Zahlreiche literarische Werke handeln seit jeher von erkrankten Figuren, und in den vergangenen Jahren wurde verstärkt sogenannte „Teen Sick-Lit“ verfasst. Das Ziel dieser Arbeit ist es, die drei Romane Its Kind of a Funny Story von Ned Vizzini, Starved von Michael Somers und The Fault in Our Stars von John Green in Hinblick auf die Darstellung von Krankheiten und kranken Hauptfiguren zu analysieren. Die zentrale Frage beschäftigt sich damit, wie von den Krankheiten erzählt wird und wie sie dargestellt werden. Zudem wird betrachtet, wie die Protagonisten und Protagonistinnen, ihre Familien und Freunde mit der Situation umgehen. Darüberhinaus wird erläutert, warum diese Romane gewinnbringend für den Einsatz im Unterricht sein können, wie sie eingesetzt werden können, und was Jugendliche und Lesende durch diese Texte lernen können. Die Analyse zeigt, dass die Texte in ihrer Herangehensweise in Bezug auf die Darstellung der Krankheiten unterschiedlich sind, da zwei der Romane sich auf die Entstehung und den Verlauf der Krankheit fokussieren, während sich Green in The Fault in Our Stars mit den Auswirkungen, nicht jedoch mit dem Krankheitsprozess selbst befasst. Des Weiteren wird für die Analyse auf Susan Sontags Theorie Illness as Metaphor Bezug genommen und die Romane auf rhetorische Elemente untersucht. Dabei konnte gezeigt werden, dass Vizzini, Somers und Green Metaphern benutzen, um komplexe Aspekte der Romane verständlich zu machen und auch um Bilder in den Köpfen der Leserinnen und Leser zu erzeugen, die dabei helfen sollen, die oft schwierige Thematik besser zu begreifen. In der Analyse, wie die Protagonisten und Protagonistinnen und ihr Umfeld mit der Krankheit umgehen, konnten einige Gemeinsamkeiten wie auch Unterschiede festgestellt werden. Die Darstellung der Krankheiten und der Umgang mit ihnen kann für Leserinnen und Leser ein Anhaltspunkt sein, in einer solchen Situation angemessen zu reagieren und eine Stütze und anstatt einer weiteren Last für die erkrankte Person zu sein.

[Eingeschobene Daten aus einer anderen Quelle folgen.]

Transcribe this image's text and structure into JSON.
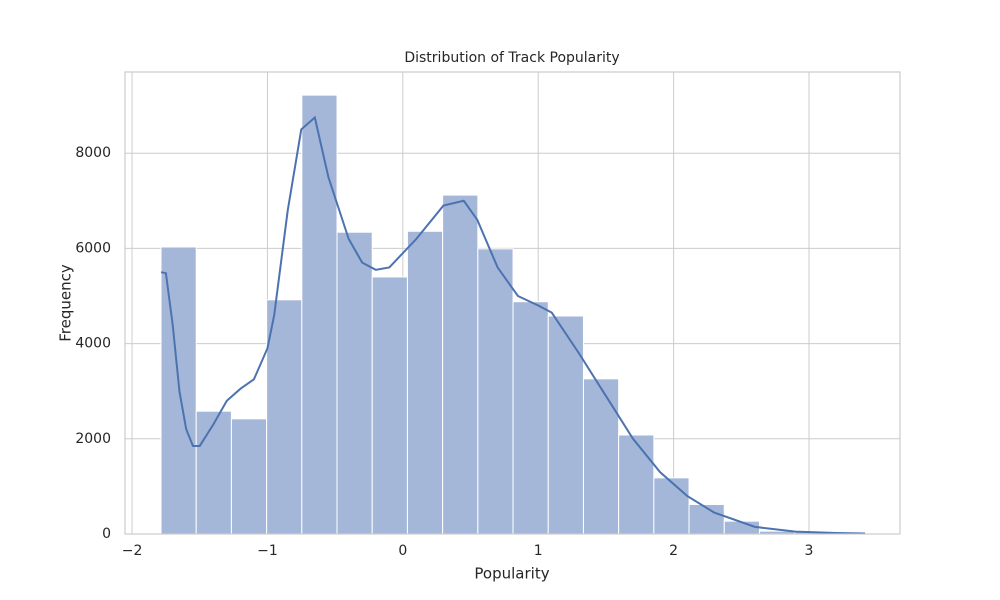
{
  "chart_data": {
    "type": "histogram",
    "title": "Distribution of Track Popularity",
    "xlabel": "Popularity",
    "ylabel": "Frequency",
    "bins": [
      -1.786,
      -1.526,
      -1.266,
      -1.006,
      -0.746,
      -0.486,
      -0.226,
      0.034,
      0.294,
      0.554,
      0.814,
      1.074,
      1.334,
      1.594,
      1.854,
      2.114,
      2.374,
      2.634,
      2.894,
      3.154,
      3.414
    ],
    "counts": [
      6030,
      2580,
      2420,
      4920,
      9220,
      6340,
      5400,
      6360,
      7120,
      5990,
      4880,
      4580,
      3260,
      2080,
      1180,
      620,
      270,
      60,
      40,
      30
    ],
    "color": "#a4b7d8",
    "kde": {
      "color": "#4c72b0",
      "x": [
        -1.786,
        -1.75,
        -1.7,
        -1.65,
        -1.6,
        -1.55,
        -1.5,
        -1.4,
        -1.3,
        -1.2,
        -1.1,
        -1.0,
        -0.95,
        -0.85,
        -0.75,
        -0.65,
        -0.55,
        -0.4,
        -0.3,
        -0.2,
        -0.1,
        0.1,
        0.3,
        0.45,
        0.55,
        0.7,
        0.85,
        1.0,
        1.1,
        1.3,
        1.5,
        1.7,
        1.9,
        2.1,
        2.3,
        2.6,
        2.9,
        3.2,
        3.414
      ],
      "values": [
        5500,
        5480,
        4400,
        3000,
        2200,
        1850,
        1850,
        2300,
        2800,
        3050,
        3250,
        3900,
        4600,
        6800,
        8500,
        8750,
        7500,
        6200,
        5700,
        5550,
        5600,
        6200,
        6900,
        7000,
        6600,
        5600,
        5000,
        4800,
        4650,
        3800,
        2900,
        2000,
        1300,
        800,
        450,
        150,
        50,
        20,
        10
      ]
    },
    "xlim": [
      -2.052,
      3.672
    ],
    "ylim": [
      0,
      9706
    ],
    "xticks": [
      {
        "value": -2,
        "label": "−2"
      },
      {
        "value": -1,
        "label": "−1"
      },
      0,
      1,
      2,
      3
    ],
    "yticks": [
      0,
      2000,
      4000,
      6000,
      8000
    ],
    "grid": true
  }
}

Zusammenfassung (Englisch)

Numerous literary works have been dealing with ill characters from early on, and in recent years increasingly more so-called “teen sick-lit” has been published. The aim of this thesis is to analyze three novels being labeled as such, Its Kind of a Funny Story by Ned Vizzini, Starved by Michael Somers and The Fault in Our Stars by John Green, with respect to the representation of diseases and sick protagonists. The question raised addresses the way illnesses are narrated and portrayed and, in addition, how the protagonists and their families and friends deal with the situation. Furthermore, it is discussed why these novels are beneficial in the classroom situation, how this benefit can be achieved and what teenagers and readers can learn. The analysis shows that the illnesses are portrayed differently, as two of the novels represent the emergence and process of the illness, whereas in The Fault in Our Stars the protagonists life considering the consequences of the illness is portrayed. With regard to Susan Sontags literary masterpiece Illness as Metaphor, the analysis of rhetorical devices has shown that Vizzini, Somers and Green also make use of metaphors to help comprehend complex aspects as well as they construct pictures in the readers heads, which support the imagery and understanding of a difficult topic. The analysis of the protagonists, their parents and friends coping mechanisms has revealed similarities as well as differences. As soon as the protagonists realize how severe their illness is, they start to cooperate and learn how to deal with their situation, whereas their parents and friends struggle with the illness and are often insecure how to treat the ill character appropriately. The way diseases and their impacts are outlined and tackled in these novels can help readers, who may find themselves in a similar situation to react appropriately or be a supportive friend or relative.